Luggage loaded and on the bus, we head south to Yokohama, the primary sea port of Japan. Actually came about when the Americans sought access to Japan and the Japanese delayed that access to build an island near Tokyo, Odaiba Island where we went on Wednesday, as protection for Tokyo. Access was granted to Yokohama, then just a fishing village of 600 people. It was later discovered that the waters at Yokohama were deal for a deep water port. We did a drive-by of the Yokohama Tower, the seconde tallest building in Japan, around 73 stories that travel at 12 m/s and two computer controlled tuned mass dampers that act to counter the effects of an earthquake. Unfortunately, most of the tower was in the clouds.
We visited a small "shopping mall" at the Red Brick Warehouse, a former warehouse consisting of two long red brick buildings. Half of one was destroyed in bombing raids during the war and they now form a market place of restaurants and shops.
From Yokohama we continued south to check out the old Kotoku-in Buddhist Temple in Daibutsu Kiridoshi. The Buddha statue, the second largest in Japan, was built of bronze in 1252. Originally covered with gold-leaf, the building near the statue was destroyed around 700 years ago and never rebuilt. Since then, the weather has had its effect and all the gold-leaf has gone.
Then it was on to Kamakura for lunch centered on Komacki Street, a long narrow street lined with food stalls and eating places along with multiple shops with souvenirs available. We didn't do lunch but found a Starbucks for a reasonably good coffee.

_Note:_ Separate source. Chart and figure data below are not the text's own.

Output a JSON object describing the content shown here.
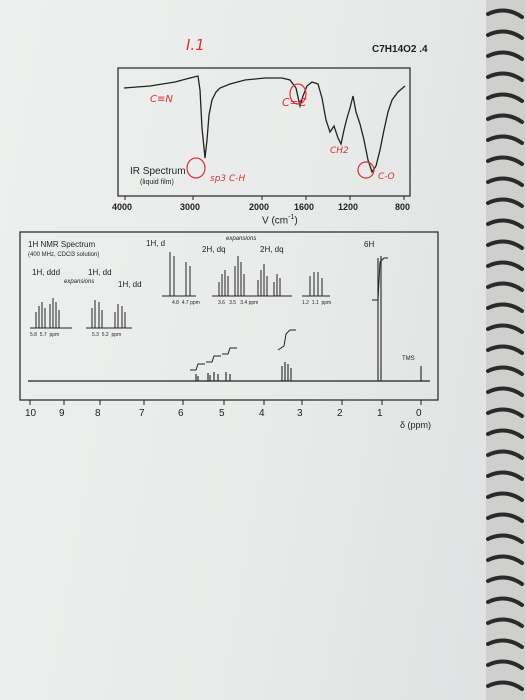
{
  "handwriting": {
    "problem_number": "I.1",
    "formula": "C7H14O2 .4",
    "ir_nitrile_note": "C≡N",
    "ir_ch_note": "sp3 C-H",
    "ir_alkene_note": "C=C",
    "ir_ch2_note": "CH2",
    "ir_co_note": "C-O"
  },
  "ir": {
    "title": "IR Spectrum",
    "subtitle": "(liquid film)",
    "ticks": [
      "4000",
      "3000",
      "2000",
      "1600",
      "1200",
      "800"
    ],
    "axis_label": "V  (cm",
    "axis_exponent": "-1",
    "axis_close": ")"
  },
  "nmr": {
    "title": "1H NMR Spectrum",
    "subtitle": "(400 MHz, CDCl3 solution)",
    "expansions_label": "expansions",
    "labels": {
      "ddd": "1H, ddd",
      "dd1": "1H, dd",
      "dd2": "1H, dd",
      "d": "1H, d",
      "dq1": "2H, dq",
      "dq2": "2H, dq",
      "h6": "6H",
      "tms": "TMS"
    },
    "inset_ticks": {
      "a": [
        "5.8",
        "5.7",
        "ppm"
      ],
      "b": [
        "5.3",
        "5.2",
        "ppm"
      ],
      "c": [
        "4.8",
        "4.7 ppm"
      ],
      "d": [
        "3.6",
        "3.5",
        "3.4 ppm"
      ],
      "e": [
        "1.2",
        "1.1",
        "ppm"
      ]
    },
    "axis_ticks": [
      "10",
      "9",
      "8",
      "7",
      "6",
      "5",
      "4",
      "3",
      "2",
      "1",
      "0"
    ],
    "axis_label": "δ (ppm)"
  }
}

After lunch it was back on the bus for a long haul which has us travelling around the shore of Sagami Bay which was quite beautiful. This is the Pacific Ocean coast however, the bay has no waves and the beach is a very dark sand. Then it was up into the Hakone mountains on a steep climb but the roads are good. They are currently constructing a new expressway up into the mountains. There is a lot of construction happening here in preparation for the 2020 Olympics.
Then down into the calderas to Lake Ashi. The lake is 6klms long and 20 klms around the shore line. Although still raining and cloudy, the cruise down the lake was otherwise pleasant and quite scenic with the forest covered mountains all around. There are a number of hotels and resorts on the Lake shores.
Back on the bus for another hour of rain to our accommodation in the Motosu View Hotel, Kawaguchiko. This hotel is conducted along very traditional lines and we were all supplied with Kimonos to wear to the tour dinner tonight. As with many resorts and hotels along the volcano faults in Japan, this one has the traditional hot spring onsen guesthouses.
Due to the closed in weather, we couldn't see Mt Fuji from Lake Ashi today so we are hoping for a better day tomorrow as we go to what is called Level 5 of Mt Fuji. I find out tomorrow what that actually means.